下一秒,她的耳朵动了一下,眼睫轻轻颤动,紧接着那双眼睛缓缓睁开。没有迷茫,没有空白,是清醒。那是一双带着意识的狐眸,她醒的那一刻,就知道发生了什么。战斗、受伤、力量耗尽、变成现在这个形态,这些记忆没有断裂,她全部记得。她只是——动不了,也说不了话。她的视线落在空海身上,停住,没有慌乱,没有惊恐,只是安静地看着,像是在确认环境与人。
空海愣了一瞬,他看懂了那种眼神。不是刚醒的迷糊,而是清醒状态下的判断。他的语气慢慢收了下来,“……你知道我是谁?”声音很低,很稳。那只小狐狸没有开口,她也无法开口,但她的尾巴轻轻动了一下,很轻,却很明确,是回应。空海的目光顿了一下,低声说:“……听得懂。”他像是在确认,又像是在自言自语。她没有再动,只是继续看着他,眼神里依旧带着一层尚未完全散去的警惕,但已经没有攻击性。
她试着动了一下。只是极轻的尝试。下一秒,背上的伤口被牵动,尾巴上的咬伤同时被拉扯,剧烈的痛感瞬间爆开。她整只狐猛地一震,喉咙里压不住地发出一声低低的声音,“呜……”那声音很轻,却带着清晰的疼痛。空海的表情一下变了,他立刻开口:“别动。”声音不大,却异常清晰。他的手迅速却克制地靠过去,落在她背上没有伤的位置,轻轻贴住,让她不再继续用力,“你现在动不了。”语气很直接,没有绕弯。
她停住了。不是因为他的话,而是她自己也清楚这一点。她的呼吸乱了一瞬,又慢慢压回去,尾巴收紧了一点,像是在忍。空海的手没有移开,只是轻轻贴着,“……先别乱来。”他声音低下来一点,“伤还没好。”她没有回应,但也没有再尝试挣扎,只是安静下来,呼吸一点点恢复平稳。
过了一会儿,她的尾巴轻轻动了一下。这一次不是痛的反应,而是慢慢往他这边靠了一点点。

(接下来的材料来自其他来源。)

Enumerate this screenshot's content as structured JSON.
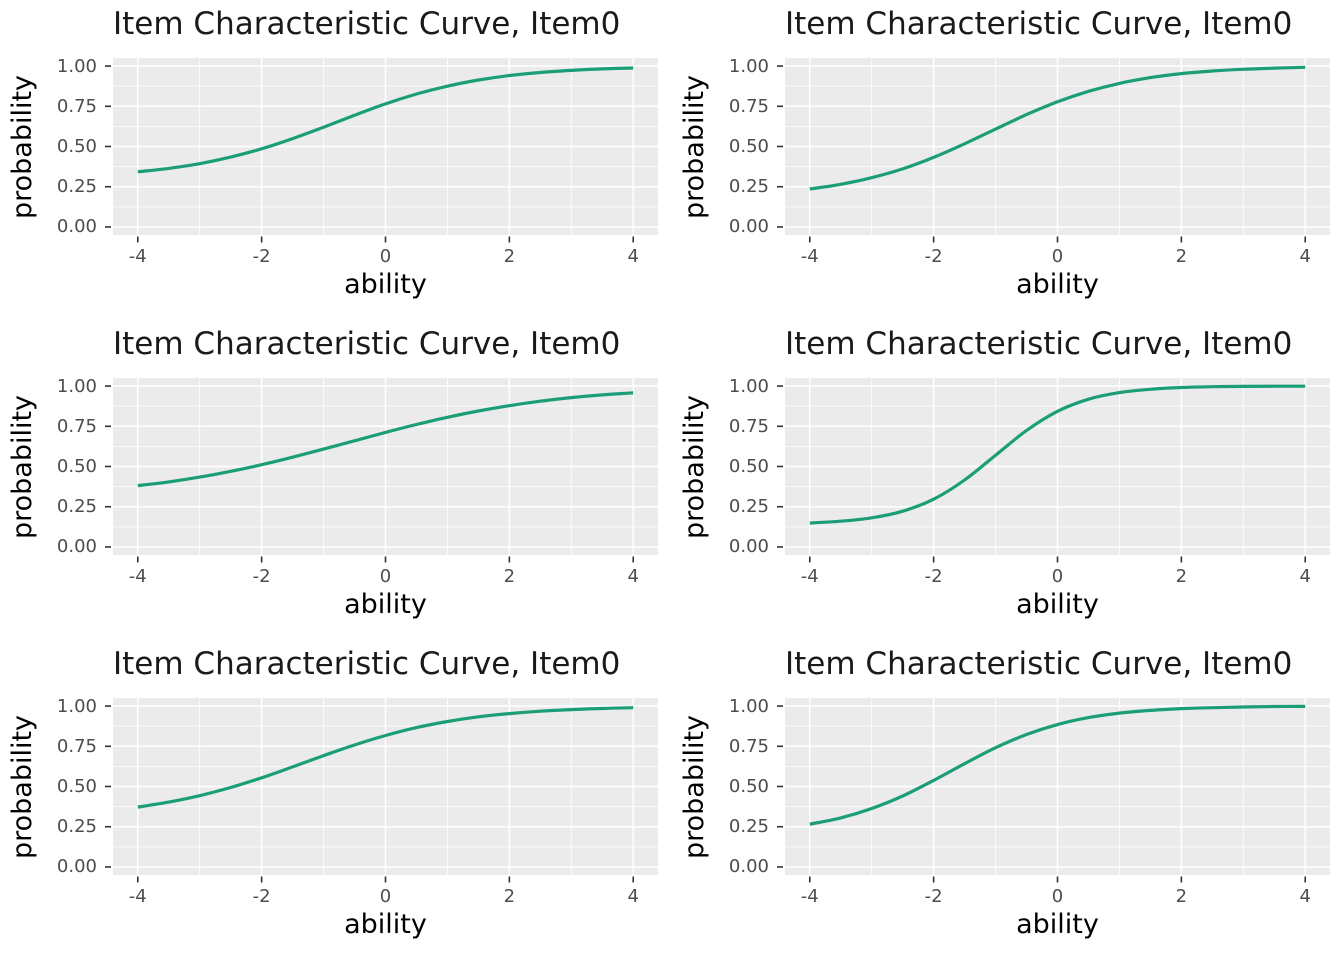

动作很小,却很清楚。空海愣住了,他低头看着她,“……你还会挑人?”语气不自觉带了一点松。她没有反应,只是靠着,像是本能,也像是在确认他没有威胁。空海的手指微微动了一下,没有收回,反而更稳了一点。他看着她,低声说:“……你刚刚那样打,现在这样,反差挺大。”说完停了一下,目光落在她身上的伤口上,声音慢慢低下来,“……很痛吧。”
她无法回答,但尾巴轻轻收了一下,像是默认。空海沉默了一瞬,轻轻呼了一口气,“……忍着点。”他说,“现在没别的办法。”语气很直,却不冷。房间里重新安静下来,她没有再动,只是靠着,呼吸慢慢稳定,意识清醒着,却不再挣扎。空海就这样坐在她旁边,看着她,守着她,手没有离开,也没有再说多余的话。窗外的光一点点亮起来,整个房间彻底进入白天,而床上,九尾神狐清醒着,带着全部记忆,却只能以这样的姿态安静存在。